Spoiler – as I understand it this went nowhere and Daniel was cast completely independently, in part because he was already acting on stage, which, you know, makes sense!

Anyway, I wrote off to Blue Peter and awaited my invite to the casting because I was a scrawny 10 year old with dark hair and glasses and a massive Harry Potter fan so I thought I was a shoo-in.

Time passes and I received no invite (neither did I receive my Hogwarts letter, so I was doubly annoyed). And then in September I started at secondary school.
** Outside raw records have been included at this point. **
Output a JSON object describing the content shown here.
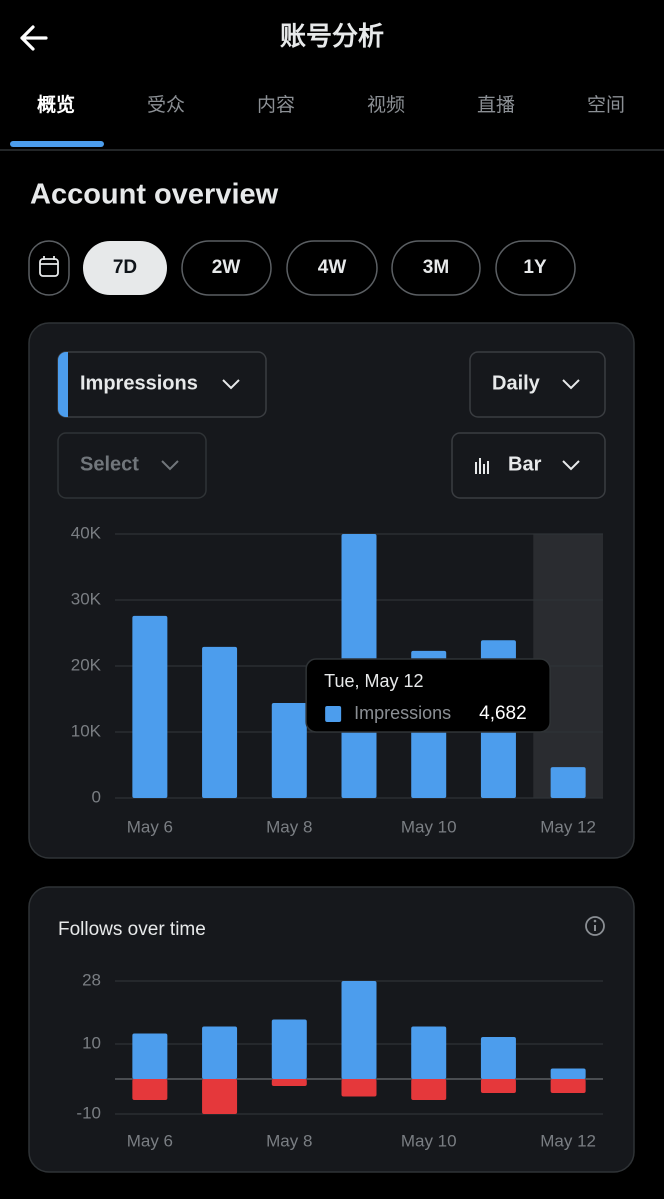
{
  "header": {
    "title": "账号分析"
  },
  "tabs": [
    "概览",
    "受众",
    "内容",
    "视频",
    "直播",
    "空间"
  ],
  "section_title": "Account overview",
  "ranges": [
    "7D",
    "2W",
    "4W",
    "3M",
    "1Y"
  ],
  "controls": {
    "metric": "Impressions",
    "interval": "Daily",
    "compare": "Select",
    "chart_kind": "Bar"
  },
  "chart_data": [
    {
      "type": "bar",
      "categories": [
        "May 6",
        null,
        "May 8",
        null,
        "May 10",
        null,
        "May 12"
      ],
      "series": [
        {
          "name": "Impressions",
          "color": "#4c9ded",
          "values": [
            27600,
            22900,
            14400,
            40000,
            22300,
            23900,
            4682
          ],
          "value_labels": [
            null,
            null,
            null,
            null,
            null,
            null,
            "4,682"
          ]
        }
      ],
      "tooltip_title": "Tue, May 12",
      "ylim": [
        0,
        40000
      ],
      "yticks": [
        0,
        {
          "value": 10000,
          "label": "10K"
        },
        {
          "value": 20000,
          "label": "20K"
        },
        {
          "value": 30000,
          "label": "30K"
        },
        {
          "value": 40000,
          "label": "40K"
        }
      ],
      "grid": true
    },
    {
      "type": "bar",
      "title": "Follows over time",
      "categories": [
        "May 6",
        null,
        "May 8",
        null,
        "May 10",
        null,
        "May 12"
      ],
      "series": [
        {
          "color": "#4c9ded",
          "values": [
            13,
            15,
            17,
            28,
            15,
            12,
            3
          ]
        },
        {
          "color": "#e5383b",
          "values": [
            -6,
            -10,
            -2,
            -5,
            -6,
            -4,
            -4
          ]
        }
      ],
      "ylim": [
        -12,
        30
      ],
      "yticks": [
        -10,
        10,
        28
      ],
      "grid": true
    }
  ]
}
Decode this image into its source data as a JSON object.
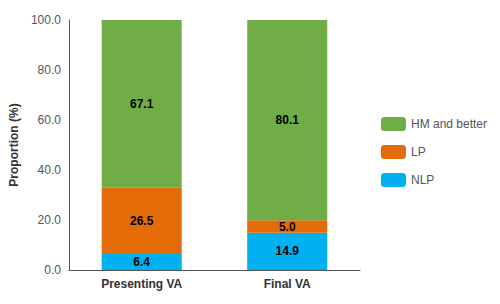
{
  "chart_data": {
    "type": "bar",
    "stacked": true,
    "categories": [
      "Presenting VA",
      "Final VA"
    ],
    "series": [
      {
        "name": "NLP",
        "color": "#00B0F0",
        "values": [
          6.4,
          14.9
        ]
      },
      {
        "name": "LP",
        "color": "#E36C09",
        "values": [
          26.5,
          5.0
        ],
        "value_labels": [
          "26.5",
          "5.0"
        ]
      },
      {
        "name": "HM and better",
        "color": "#70AD47",
        "values": [
          67.1,
          80.1
        ]
      }
    ],
    "ylabel": "Proportion (%)",
    "ylim": [
      0,
      100
    ],
    "yticks": [
      {
        "value": 0,
        "label": "0.0"
      },
      {
        "value": 20,
        "label": "20.0"
      },
      {
        "value": 40,
        "label": "40.0"
      },
      {
        "value": 60,
        "label": "60.0"
      },
      {
        "value": 80,
        "label": "80.0"
      },
      {
        "value": 100,
        "label": "100.0"
      }
    ],
    "grid": false,
    "legend": "right",
    "data_labels": true
  }
}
Call it a combination of being scared I wouldn’t make any friends, and ongoing frustration at my lack of transformation into Harry Potter, but for some reason I told my new classmates that I’d made it “to the final 3” for Harry Potter but was ultimately unsuccessful. When Daniel Radcliffe was announced, I “confirmed” to my new peers that I’d met him at the audition, and added that he was a bit of a prat (i was still childishly annoyed it wasn’t me).
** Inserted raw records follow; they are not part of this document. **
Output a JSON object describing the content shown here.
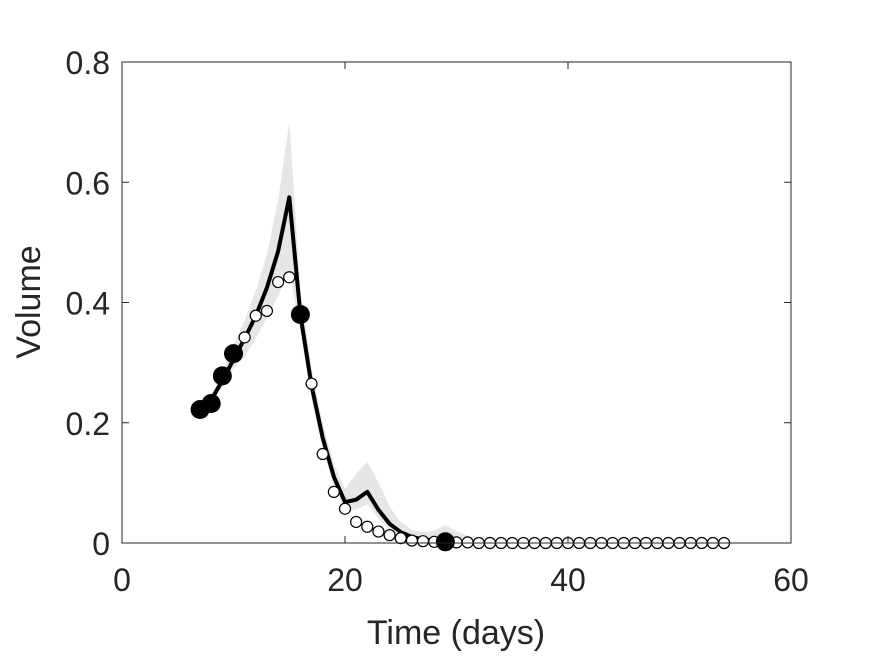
{
  "chart_data": {
    "type": "line",
    "xlabel": "Time (days)",
    "ylabel": "Volume",
    "xlim": [
      0,
      60
    ],
    "ylim": [
      0,
      0.8
    ],
    "xticks": [
      0,
      20,
      40,
      60
    ],
    "xtick_labels": [
      "0",
      "20",
      "40",
      "60"
    ],
    "yticks": [
      0,
      0.2,
      0.4,
      0.6,
      0.8
    ],
    "ytick_labels": [
      "0",
      "0.2",
      "0.4",
      "0.6",
      "0.8"
    ],
    "grid": false,
    "box": true,
    "colors": {
      "line": "#000000",
      "band": "#e6e6e6",
      "axis": "#262626"
    },
    "series": [
      {
        "style": "band",
        "x": [
          7,
          8,
          9,
          10,
          11,
          12,
          13,
          14,
          15,
          16,
          17,
          18,
          19,
          20,
          21,
          22,
          23,
          24,
          25,
          26,
          27,
          28,
          29,
          30,
          31,
          32
        ],
        "lower": [
          0.215,
          0.232,
          0.26,
          0.29,
          0.31,
          0.34,
          0.375,
          0.41,
          0.455,
          0.35,
          0.24,
          0.155,
          0.095,
          0.055,
          0.055,
          0.065,
          0.04,
          0.022,
          0.012,
          0.006,
          0.003,
          0.002,
          0.002,
          0.001,
          0.0,
          0.0
        ],
        "upper": [
          0.23,
          0.245,
          0.285,
          0.33,
          0.37,
          0.42,
          0.48,
          0.57,
          0.7,
          0.42,
          0.29,
          0.2,
          0.13,
          0.09,
          0.115,
          0.135,
          0.1,
          0.06,
          0.035,
          0.022,
          0.018,
          0.02,
          0.03,
          0.02,
          0.012,
          0.006
        ]
      },
      {
        "style": "line",
        "x": [
          7,
          8,
          9,
          10,
          11,
          12,
          13,
          14,
          15,
          16,
          17,
          18,
          19,
          20,
          21,
          22,
          23,
          24,
          25,
          26,
          27,
          28,
          29,
          30,
          31,
          32,
          34,
          36
        ],
        "y": [
          0.222,
          0.238,
          0.27,
          0.305,
          0.34,
          0.378,
          0.425,
          0.485,
          0.575,
          0.38,
          0.262,
          0.175,
          0.11,
          0.068,
          0.072,
          0.085,
          0.055,
          0.032,
          0.018,
          0.01,
          0.006,
          0.004,
          0.003,
          0.002,
          0.001,
          0.0,
          0.0,
          0.0
        ]
      },
      {
        "style": "filled_markers",
        "x": [
          7,
          8,
          9,
          10,
          16,
          29
        ],
        "y": [
          0.222,
          0.232,
          0.278,
          0.315,
          0.38,
          0.002
        ]
      },
      {
        "style": "open_markers",
        "x": [
          11,
          12,
          13,
          14,
          15,
          17,
          18,
          19,
          20,
          21,
          22,
          23,
          24,
          25,
          26,
          27,
          28,
          29,
          30,
          31,
          32,
          33,
          34,
          35,
          36,
          37,
          38,
          39,
          40,
          41,
          42,
          43,
          44,
          45,
          46,
          47,
          48,
          49,
          50,
          51,
          52,
          53,
          54
        ],
        "y": [
          0.342,
          0.378,
          0.386,
          0.434,
          0.442,
          0.265,
          0.148,
          0.085,
          0.057,
          0.035,
          0.027,
          0.019,
          0.013,
          0.008,
          0.004,
          0.003,
          0.002,
          0.001,
          0.001,
          0.001,
          0.0,
          0.0,
          0.0,
          0.0,
          0.0,
          0.0,
          0.0,
          0.0,
          0.0,
          0.0,
          0.0,
          0.0,
          0.0,
          0.0,
          0.0,
          0.0,
          0.0,
          0.0,
          0.0,
          0.0,
          0.0,
          0.0,
          0.0
        ]
      }
    ]
  }
}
For some reason, this lie stuck with my year group and it became an ongoing joke that I kept up the lie all throughout secondary school.

Daniel, if you’re reading this – I’m sorry. I did eventually tell the truth and let them know that I had no evidence of whether you may have been a prat at age 10 (but I don’t have evidence saying you weren’t so…)’
-PangolinMandolin

4.

‘I was worried that I was behind everyone else in my class when it came to getting our first boyfriends (I really wasn’t) so I made one up. I went above and beyond the usual “he goes to a different school” to avoid being caught out. Hence, my imaginary boyfriend was a Dutch boy I’d met on holiday in France with my family.
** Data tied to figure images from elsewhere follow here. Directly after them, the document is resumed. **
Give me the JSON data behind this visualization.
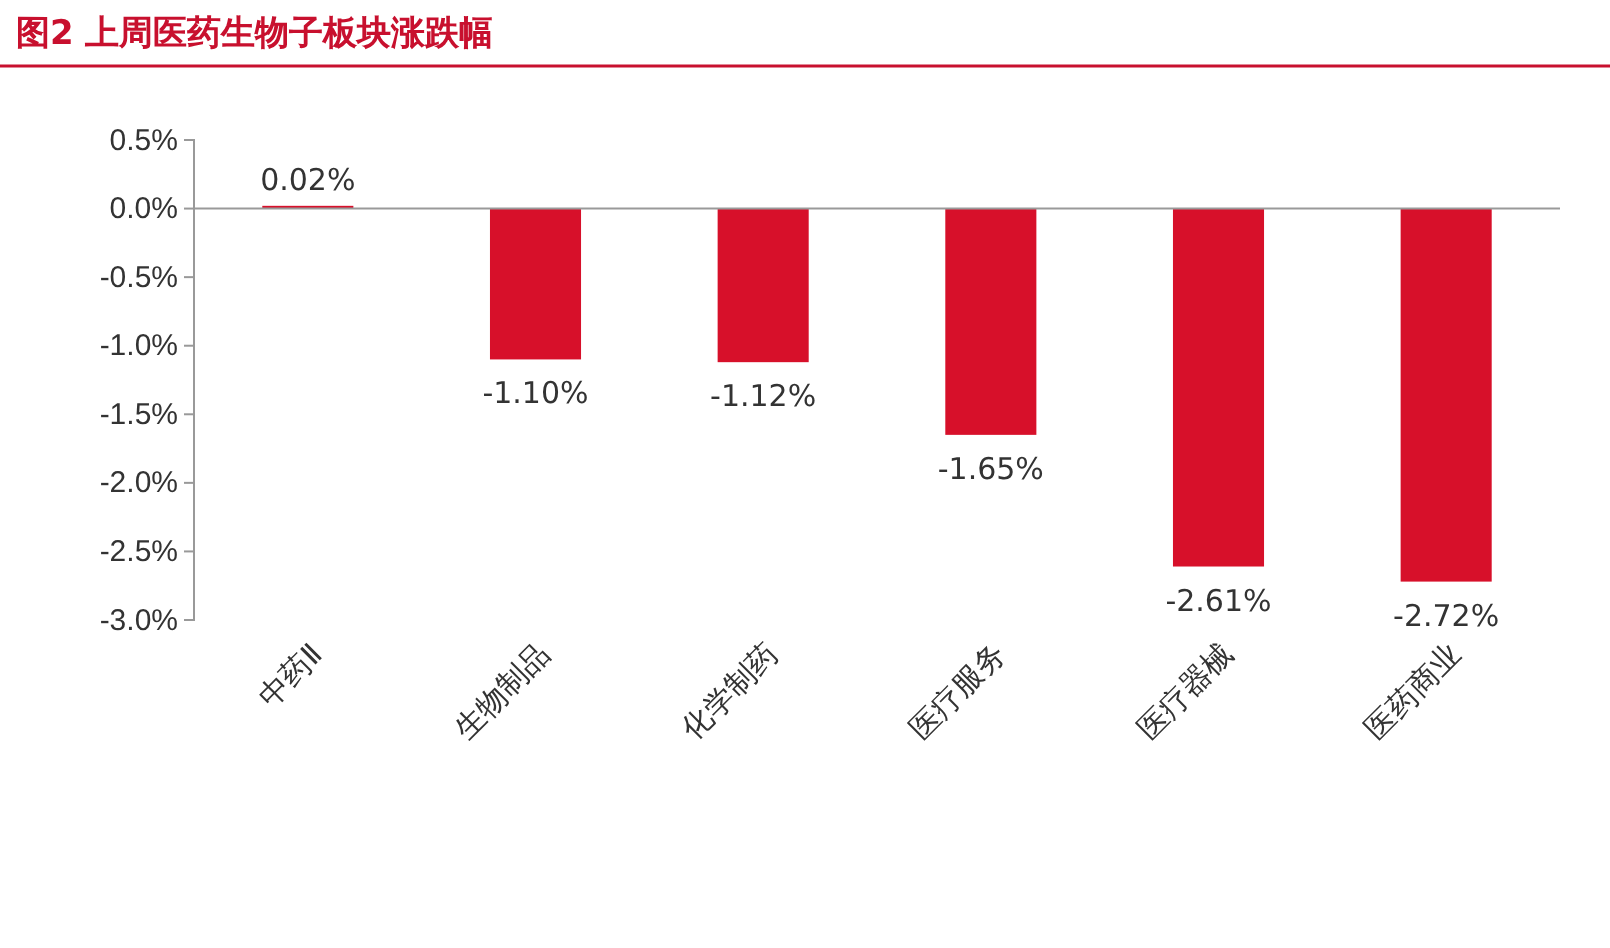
{
  "chart_data": {
    "type": "bar",
    "title": "图2  上周医药生物子板块涨跌幅",
    "categories": [
      "中药Ⅱ",
      "生物制品",
      "化学制药",
      "医疗服务",
      "医疗器械",
      "医药商业"
    ],
    "values": [
      0.02,
      -1.1,
      -1.12,
      -1.65,
      -2.61,
      -2.72
    ],
    "color": "#d7102a",
    "value_labels": [
      "0.02%",
      "-1.10%",
      "-1.12%",
      "-1.65%",
      "-2.61%",
      "-2.72%"
    ],
    "ylim": [
      -3.0,
      0.5
    ],
    "yticks": [
      {
        "value": 0.5,
        "label": "0.5%"
      },
      {
        "value": 0,
        "label": "0.0%"
      },
      {
        "value": -0.5,
        "label": "-0.5%"
      },
      {
        "value": -1.0,
        "label": "-1.0%"
      },
      {
        "value": -1.5,
        "label": "-1.5%"
      },
      {
        "value": -2.0,
        "label": "-2.0%"
      },
      {
        "value": -2.5,
        "label": "-2.5%"
      },
      {
        "value": -3.0,
        "label": "-3.0%"
      }
    ],
    "orientation": "vertical"
  }
}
I told everyone about him and how we wrote each other romantic letters and were planning to meet up at Christmas. Of course, they all wanted to see the letters so I had to disguise my handwriting and write them myself. I’d told them “Christian” was teaching me Dutch so, since this was pre-internet, I had to use things like instruction manuals to find Dutch phrases conveniently translated from English that I could put into the letters and “teach” myself.

I had to think about this imaginary guy all the time to make sure I didn’t forget any of the details about him. This is why almost 30 years later I can remember details like the “fact” that he lived in Voorburg, just outside The Hague, and had a twin brother called Caspar. What he looked like was easy because he was inspired by an actual hot Dutch guy (or, more accurately, a set of identical twins) around my age who was staying right by us on holiday but in real life I was too shy to speak to them. It got pretty exhausting after a while and I had to end the relationship because we were just too far apart.’
-tiptoe_only

5.

‘I once told someone at a wedding (I was 15) that I was a massive Jane’s Addiction fan like them to seem cool, but was totally unprepared for ‘what’s your favourite song?’ ‘All of them I mumbled lamely’ and slunk off in my puffy dress.’
-Uhurahoop

6.

‘I used to claim to be good at basketball when I was in secondary school to impress the Polish kids in my class who loved basketball (I’m not, I’m just tall for no reason). I was slightly exposed when my PE teacher took it upon himself to start a basketball team and invite me to try out and I was practically falling over the ball.’
-Vixtol

7.

‘I told a boy that I was trying to impress that I could skateboard. Eventually, he said we could meet up at the weekend and I was briefly elated, until he said to skate. I borrowed a board off of someone and showed up to this park. He went down a small incline and I followed, eyes closed and arms out. He looked a bit confused when I opened them and I tried to blag it was a move (called Daredevil or something because, yeah, wow, so daring…). Thankfully, he ran into another skater boy and I said see ya later boy before he could realise I was gone. I blagged it but I think we both knew it was for the best, and he never asked me again.’
-BananaHairFood

8.

‘Me, aged 14: Sorry I didn’t do my homework, my dog died

Teacher: Oh that’s sad, what was your dog’s name?

Me: Err, I don’t know’
-potatan

9.

‘Told a woman I really liked Nicolas Cage like her. One of those throwaway things you say when you’re first going out. 25 years of marriage later I still haven’t found a way of telling her I can’t stand him. Genuinely terrible actor.’